Diabetes and Cardiovascular Disease

Prof  D John Betteridge

Cardiovascular events are the greatest cause of mortality in patients with type 2 diabetes and account for substantial morbidity within this population. Whilst modern treatments have undoubtedly improved outcomes, with both improved post-event invasive techniques (e.g. PCI) and better prophylactic control (e.g. statins and anti-hypertensives), people with diabetes continue to suffer far greater cardiovascular risk compared to non-diabetic individuals.

Diabetes not only causes microvascular disease invoving the kidneys, retinae and nerves but also macrovascular disease characterized by premature and extensive atherosclerosis leading to myocardial infarction, stroke, peripheral artery disease and ultimately death. For cardiologists, the concern of note is that for both those with low and preserved ejection fraction (EF), patients with diabetes suffer higher all-cause mortality than otherwise similar non-diabetic patients such that those with diabetes and preserved EF have similar mortality to those without diabetes with low EF The same pattern is seen for CV death or hospitalisation for heart failure(1).
STENO 2 has shown us that multifactorial intervention has a positive effect upon outcomes, however this effect does not become apparent for 8 to 9 years(2). Such studies suggest that decreases in blood pressure (-14 mmHg) and HbA1c (-0.5%) have a relatively small effect on event rates, approximately -10% and -15%, compared to the substantial almost -70% that can be achieved by correcting dyslipidaemia (TC -50mg/dl, LDL -47mg/dl and HDL +6mg/dl)4.

Long term glycaemic control has been demonstrated to reduce microvascular events, however its effect upon macrovascular outcomes remains less clear (5). Achievement of cardiovascular protection shown in a number of recent trials, including the ACCORD, ADVANCE and VADT studies, have suggested that intensive glucose-lowering effect does not reduce the risk of cardiovascular events and might even increase the risk of some events (6-8). It has been multifactorial interventions, e.g.STENO-2, addressing concomitant risk factors, which have been demonstrated to have the greatest positive effect upon outcomes. Diabetic patients are typically dyslipidaemic and hypertensive and it is clear that these risk factors need to be addressed. The 2009 position statement by the American Diabetes Association, the American College of Cardiology Foundation and the American Heart Association stressed that comprehensive care for diabetes should involve treatment of all cardiovascular risk factors (9)
.
Most of the current antihyperglycaemic drugs do not have any clinically significant effect on these factors, two exceptions being the GLP-1 receptor agonists and pioglitazone, a thiazolidinedione (TZD). The former have been shown to reduce blood pressure independently of weight loss and improve the lipid profile (10,11), and also markers of NAFLD/ steatohepatitis (12,13)
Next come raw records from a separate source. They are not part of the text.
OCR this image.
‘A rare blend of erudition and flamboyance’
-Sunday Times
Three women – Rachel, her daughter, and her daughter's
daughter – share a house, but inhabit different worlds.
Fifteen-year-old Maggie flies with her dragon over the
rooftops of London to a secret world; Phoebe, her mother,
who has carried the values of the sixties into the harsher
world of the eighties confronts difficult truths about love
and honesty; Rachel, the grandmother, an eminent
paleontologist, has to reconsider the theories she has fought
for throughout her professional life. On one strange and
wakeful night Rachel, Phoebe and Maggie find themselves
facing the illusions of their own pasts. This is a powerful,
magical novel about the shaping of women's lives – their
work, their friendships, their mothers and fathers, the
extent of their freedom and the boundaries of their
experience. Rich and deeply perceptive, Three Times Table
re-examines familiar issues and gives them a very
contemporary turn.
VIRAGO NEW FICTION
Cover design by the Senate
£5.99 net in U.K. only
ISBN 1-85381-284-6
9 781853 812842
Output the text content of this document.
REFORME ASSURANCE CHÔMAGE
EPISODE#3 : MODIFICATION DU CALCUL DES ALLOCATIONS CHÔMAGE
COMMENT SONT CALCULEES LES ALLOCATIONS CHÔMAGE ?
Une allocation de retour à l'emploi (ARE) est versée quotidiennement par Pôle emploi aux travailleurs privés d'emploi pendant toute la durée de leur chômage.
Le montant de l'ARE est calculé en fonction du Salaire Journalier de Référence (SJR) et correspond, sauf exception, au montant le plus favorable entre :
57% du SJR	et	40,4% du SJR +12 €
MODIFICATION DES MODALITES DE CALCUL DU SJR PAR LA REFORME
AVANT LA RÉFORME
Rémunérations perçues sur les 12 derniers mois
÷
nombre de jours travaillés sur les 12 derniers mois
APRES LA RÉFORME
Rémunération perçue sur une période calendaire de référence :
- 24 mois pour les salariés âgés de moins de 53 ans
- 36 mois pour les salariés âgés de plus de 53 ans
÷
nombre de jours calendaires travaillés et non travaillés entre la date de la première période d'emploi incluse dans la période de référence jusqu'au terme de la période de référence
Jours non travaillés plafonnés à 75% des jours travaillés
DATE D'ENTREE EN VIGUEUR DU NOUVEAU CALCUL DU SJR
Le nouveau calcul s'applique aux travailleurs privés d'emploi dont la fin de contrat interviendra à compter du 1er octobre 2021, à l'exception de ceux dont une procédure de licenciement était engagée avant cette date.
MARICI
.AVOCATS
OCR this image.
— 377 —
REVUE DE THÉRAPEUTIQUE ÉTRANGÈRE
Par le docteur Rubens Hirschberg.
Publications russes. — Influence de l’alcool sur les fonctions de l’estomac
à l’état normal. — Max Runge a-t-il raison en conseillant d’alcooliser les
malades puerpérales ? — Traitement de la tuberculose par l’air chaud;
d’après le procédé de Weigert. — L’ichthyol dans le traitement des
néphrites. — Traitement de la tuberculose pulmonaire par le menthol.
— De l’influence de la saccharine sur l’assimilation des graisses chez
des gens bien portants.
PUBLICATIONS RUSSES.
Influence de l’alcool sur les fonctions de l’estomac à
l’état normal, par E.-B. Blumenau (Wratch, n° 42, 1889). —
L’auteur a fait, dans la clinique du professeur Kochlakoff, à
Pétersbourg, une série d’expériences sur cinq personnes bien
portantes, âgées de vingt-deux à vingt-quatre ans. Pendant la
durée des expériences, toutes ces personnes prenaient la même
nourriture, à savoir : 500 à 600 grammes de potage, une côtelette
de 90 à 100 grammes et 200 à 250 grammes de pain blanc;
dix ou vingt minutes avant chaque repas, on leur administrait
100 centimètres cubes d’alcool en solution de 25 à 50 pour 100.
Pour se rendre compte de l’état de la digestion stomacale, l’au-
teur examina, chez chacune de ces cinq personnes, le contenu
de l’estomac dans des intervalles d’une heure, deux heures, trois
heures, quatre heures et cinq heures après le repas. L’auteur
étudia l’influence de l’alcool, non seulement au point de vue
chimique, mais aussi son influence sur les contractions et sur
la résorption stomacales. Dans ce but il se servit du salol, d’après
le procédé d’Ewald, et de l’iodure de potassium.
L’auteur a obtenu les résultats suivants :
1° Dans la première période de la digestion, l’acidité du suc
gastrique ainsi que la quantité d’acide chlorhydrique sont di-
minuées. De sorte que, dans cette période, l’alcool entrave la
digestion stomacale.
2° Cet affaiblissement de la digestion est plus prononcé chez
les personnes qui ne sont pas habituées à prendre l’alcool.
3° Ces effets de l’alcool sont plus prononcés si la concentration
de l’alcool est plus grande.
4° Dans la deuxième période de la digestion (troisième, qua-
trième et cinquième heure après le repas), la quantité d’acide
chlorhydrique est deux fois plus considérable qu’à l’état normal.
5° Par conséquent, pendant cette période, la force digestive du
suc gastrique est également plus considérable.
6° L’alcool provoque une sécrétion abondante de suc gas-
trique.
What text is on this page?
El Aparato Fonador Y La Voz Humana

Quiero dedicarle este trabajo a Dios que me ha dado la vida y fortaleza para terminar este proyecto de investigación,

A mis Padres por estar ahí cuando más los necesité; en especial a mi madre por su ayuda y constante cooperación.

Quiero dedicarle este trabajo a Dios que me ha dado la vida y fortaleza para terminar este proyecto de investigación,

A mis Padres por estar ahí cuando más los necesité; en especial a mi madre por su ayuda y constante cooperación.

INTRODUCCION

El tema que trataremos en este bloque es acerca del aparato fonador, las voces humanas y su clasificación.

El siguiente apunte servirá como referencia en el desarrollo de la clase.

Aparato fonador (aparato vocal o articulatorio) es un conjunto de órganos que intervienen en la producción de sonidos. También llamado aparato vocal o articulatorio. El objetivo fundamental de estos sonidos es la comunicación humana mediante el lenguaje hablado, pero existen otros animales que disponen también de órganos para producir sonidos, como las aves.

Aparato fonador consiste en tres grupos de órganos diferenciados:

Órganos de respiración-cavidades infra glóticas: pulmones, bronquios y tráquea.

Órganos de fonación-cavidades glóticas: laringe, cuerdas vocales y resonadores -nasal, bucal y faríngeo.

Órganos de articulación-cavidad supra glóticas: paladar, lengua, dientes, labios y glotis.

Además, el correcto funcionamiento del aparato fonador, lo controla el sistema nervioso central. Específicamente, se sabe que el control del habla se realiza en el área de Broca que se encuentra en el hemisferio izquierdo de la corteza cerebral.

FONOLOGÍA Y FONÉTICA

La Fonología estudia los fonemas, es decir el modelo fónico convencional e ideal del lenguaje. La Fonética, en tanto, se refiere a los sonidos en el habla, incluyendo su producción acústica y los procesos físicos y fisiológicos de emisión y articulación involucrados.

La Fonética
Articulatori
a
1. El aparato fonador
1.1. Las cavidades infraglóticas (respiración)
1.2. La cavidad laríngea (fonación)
TZD's, diabetes and cardiovascular disease

Pioglitazone, too, has been demonstrated to have potentially beneficial effects on blood pressure and dyslipidaemia and, unlike rosiglitazone, is associated with improved CV outcomes.(14) Pioglitazone has been demonstrated to increase HDL, increase LDL particle size without increasing apoprotein B and reduces plasma triglycerides (15) Furthermore, pioglitazone has been demonstrated to reduce the progression of atherosclerosis in both coronary and carotid arteries (16). On the contrary rosiglitazone does not have these positive effects on cardiovascular risk factors and indeed is associated with increased cardiovascular events (17-20). On 23rd of September 2010 the European Medicines Agency suspended the marketing authorisation for all rosiglitazone containing medicines, due to cardiovascular safety concerns, whilst US Food and Drug Administration has significantly restricted the use of rosiglitazone to patients with Type-2 diabetes who cannot control their diabetes on other medications (21). The significant differences between pioglitazone and rosiglitazone are not mirrored in the pioglitazone database.